In the original problem, we had the equation with terms like \( x^{-1} \) and \( x^{-2} \). By setting \( y = x^{-1} \), you convert \( x^{-2} \) into \( y^2 \). This smart step transforms the equation into a more familiar quadratic form:

• Substitute \( x^{-1} \) with \( y \).
• Change \( x^{-2} \) to \( y^2 \).

So, the equation \( 12 x^{-2}-17 x^{-1}-5=0 \) becomes \( 12y^2 - 17y - 5 = 0 \). This makes the problem easier to approach using quadratic methods.

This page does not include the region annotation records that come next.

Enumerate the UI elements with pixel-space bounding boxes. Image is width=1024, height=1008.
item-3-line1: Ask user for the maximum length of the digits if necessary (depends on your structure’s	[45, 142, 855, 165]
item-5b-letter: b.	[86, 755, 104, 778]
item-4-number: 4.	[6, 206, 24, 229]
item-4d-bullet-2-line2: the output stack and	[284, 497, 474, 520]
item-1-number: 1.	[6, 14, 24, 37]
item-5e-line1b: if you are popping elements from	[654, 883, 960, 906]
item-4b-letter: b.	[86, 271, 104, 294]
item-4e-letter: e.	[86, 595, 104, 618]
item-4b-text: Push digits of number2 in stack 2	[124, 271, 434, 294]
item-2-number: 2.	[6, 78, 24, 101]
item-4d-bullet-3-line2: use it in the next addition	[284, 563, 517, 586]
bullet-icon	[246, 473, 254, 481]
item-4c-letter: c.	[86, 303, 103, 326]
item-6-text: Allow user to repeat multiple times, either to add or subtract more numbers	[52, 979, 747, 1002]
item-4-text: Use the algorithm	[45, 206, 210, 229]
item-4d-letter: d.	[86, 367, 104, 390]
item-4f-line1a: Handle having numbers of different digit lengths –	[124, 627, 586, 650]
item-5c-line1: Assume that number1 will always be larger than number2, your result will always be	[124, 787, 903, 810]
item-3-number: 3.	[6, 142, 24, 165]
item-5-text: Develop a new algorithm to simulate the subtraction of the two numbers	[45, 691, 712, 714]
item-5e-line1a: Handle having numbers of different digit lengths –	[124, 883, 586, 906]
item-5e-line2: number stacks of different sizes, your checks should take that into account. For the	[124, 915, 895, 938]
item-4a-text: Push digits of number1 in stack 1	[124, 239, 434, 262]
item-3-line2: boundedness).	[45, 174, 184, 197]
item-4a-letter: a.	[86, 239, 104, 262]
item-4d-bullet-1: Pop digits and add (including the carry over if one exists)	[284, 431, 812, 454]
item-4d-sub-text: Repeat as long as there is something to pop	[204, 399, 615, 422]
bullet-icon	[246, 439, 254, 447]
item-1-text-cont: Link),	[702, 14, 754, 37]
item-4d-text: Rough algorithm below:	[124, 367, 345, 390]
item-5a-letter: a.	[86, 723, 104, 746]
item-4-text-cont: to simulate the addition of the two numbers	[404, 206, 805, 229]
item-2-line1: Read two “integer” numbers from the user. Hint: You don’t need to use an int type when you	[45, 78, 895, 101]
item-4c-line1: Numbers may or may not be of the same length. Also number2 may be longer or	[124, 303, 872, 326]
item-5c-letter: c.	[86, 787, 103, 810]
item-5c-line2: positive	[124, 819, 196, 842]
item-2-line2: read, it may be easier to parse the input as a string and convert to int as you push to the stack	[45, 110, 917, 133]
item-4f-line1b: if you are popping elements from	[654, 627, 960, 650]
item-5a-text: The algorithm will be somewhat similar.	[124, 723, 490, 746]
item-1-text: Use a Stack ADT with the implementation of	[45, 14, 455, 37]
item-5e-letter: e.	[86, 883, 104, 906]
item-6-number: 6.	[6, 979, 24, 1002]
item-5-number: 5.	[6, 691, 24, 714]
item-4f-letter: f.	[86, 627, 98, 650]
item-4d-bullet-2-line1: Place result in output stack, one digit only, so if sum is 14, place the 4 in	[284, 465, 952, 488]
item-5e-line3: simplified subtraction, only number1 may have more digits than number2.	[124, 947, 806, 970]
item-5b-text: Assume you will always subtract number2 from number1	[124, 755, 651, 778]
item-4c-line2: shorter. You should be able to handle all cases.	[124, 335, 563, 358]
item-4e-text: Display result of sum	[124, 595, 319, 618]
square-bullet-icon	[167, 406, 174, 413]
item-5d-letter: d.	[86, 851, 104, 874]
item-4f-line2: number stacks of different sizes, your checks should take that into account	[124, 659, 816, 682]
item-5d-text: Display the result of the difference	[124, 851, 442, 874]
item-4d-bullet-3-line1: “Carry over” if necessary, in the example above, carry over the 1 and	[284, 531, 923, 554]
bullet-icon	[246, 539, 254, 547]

The discriminant in a quadratic equation gives crucial information about the nature of the roots. For any quadratic equation in the form \( ax^2 + bx + c = 0 \):

• The formula to find the discriminant is \( b^2 - 4ac \).

This value tells us whether there are two real solutions, one real solution, or complex solutions to the equation.

• A positive discriminant means two distinct real roots.
• Zero indicates exactly one real root (also known as a repeated root).
• A negative discriminant results in complex roots.

In our exercise, when calculating the discriminant for \( 12y^2 - 17y - 5 = 0 \):

• \( b^2 = 289 \)
• \( 4ac = -240 \)
• Discriminant \( = 289 + 240 = 529 \)

With \( 529 \) being a perfect square, the equation has two real and distinct roots.

The quadratic formula is your go-to tool for solving any quadratic equation. It is expressed as: \[ y = \frac{-b \pm \sqrt{b^2 - 4ac}}{2a} \] This formula helps find the values of \( y \) that satisfy the equation. By plugging in the values of \( a \), \( b \), and \( c \), you can find the solutions.
In our problem:

• \( a = 12 \)
• \( b = -17 \)
• \( c = -5 \)

Applying these into the formula, you have:

• \( y = \frac{17 \pm 23}{24} \)

The solutions are:

• \( y_1 = \frac{5}{3} \) and \( y_2 = -\frac{1}{4} \)

Finally, revert back using substitution. For each solution of \( y \), swap back to the original variable \( x \) using \( y = x^{-1} \). This gives the final solutions:

• If \( y_1 = \frac{5}{3} \), \( x_1 = \frac{3}{5} \)
• If \( y_2 = -\frac{1}{4} \), \( x_2 = -4 \)

Thus, helping you solve the original equation proficiently.